Internal medicine is a medical specialty which focuses on the diagnosis, treatment, and prevention of nonsurgical conditions in adults. This specialty has a number of subspecialties ranging from nephrology, the study of the kidneys, to immunology, the study of allergies and immune system disorders. A doctor who is certified in this specialty is known as an internist; many adults around the world use internists as their primary care physicians. Internists should not be confused with interns, first-year doctors undergoing supervised post-graduate training.

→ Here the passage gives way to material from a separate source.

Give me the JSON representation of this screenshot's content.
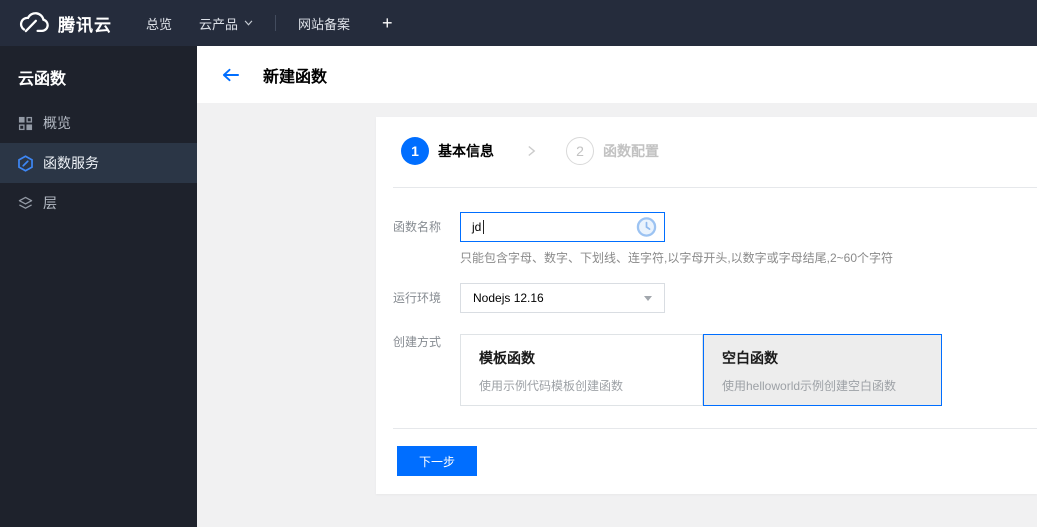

This medical specialty is incredibly varied, because it focuses on the whole body of the patient. Although the name suggests internal organs, internists also treat external conditions. Internists are often used to solve medical puzzles, since they are familiar with a wide range of medical conditions and their causes. Specialists in internal medicine treat people with all sorts of conditions, from hepatitis to cancer, and careers in internal medicine are incredibly varied. Many hospitals keep a staff of internal medicine specialists to care for their patients, and internists also work out of their own clinics and offices.
Diagnosis and treatment of conditions is an important role in an internist's job. Internists can use an assortment of diagnostic techniques including fluid analysis and diagnostic imaging to get information about their patients. They also interview and examine their patients to learn more about the patient's condition, and many internists develop an excellent bedside manner to make their patients feel at ease while they discuss their medical problems. Most internists also promote prevention of common and avoidable conditions.
Some well known subspecialties in internal medicine include cardiology, endocrinology, rheumatology, infectious disease, hematology, gastroenterology, oncology, and pulmonology. In plain English, these specialists deal with hearts, the endocrine system, immune disorders, infectious biological diseases like viruses, blood, the digestive tract, cancer, and the lungs, respectively. A general internist may refer a patient to a specialist if he or she feels that a treatment requires special care. Specialists tend to make higher salaries, in recognition of their unique skills.
In order to become an internist, someone must complete medical school and a residency. Residency periods vary, depending on the nation, with additional residencies required for subspecialties. Once qualified, an internist can pursue board certification with an organization like the American Board of Internal Medicine. Board certification increases the hirability of an internal medicine specialist, and it also tends to boost patient confidence.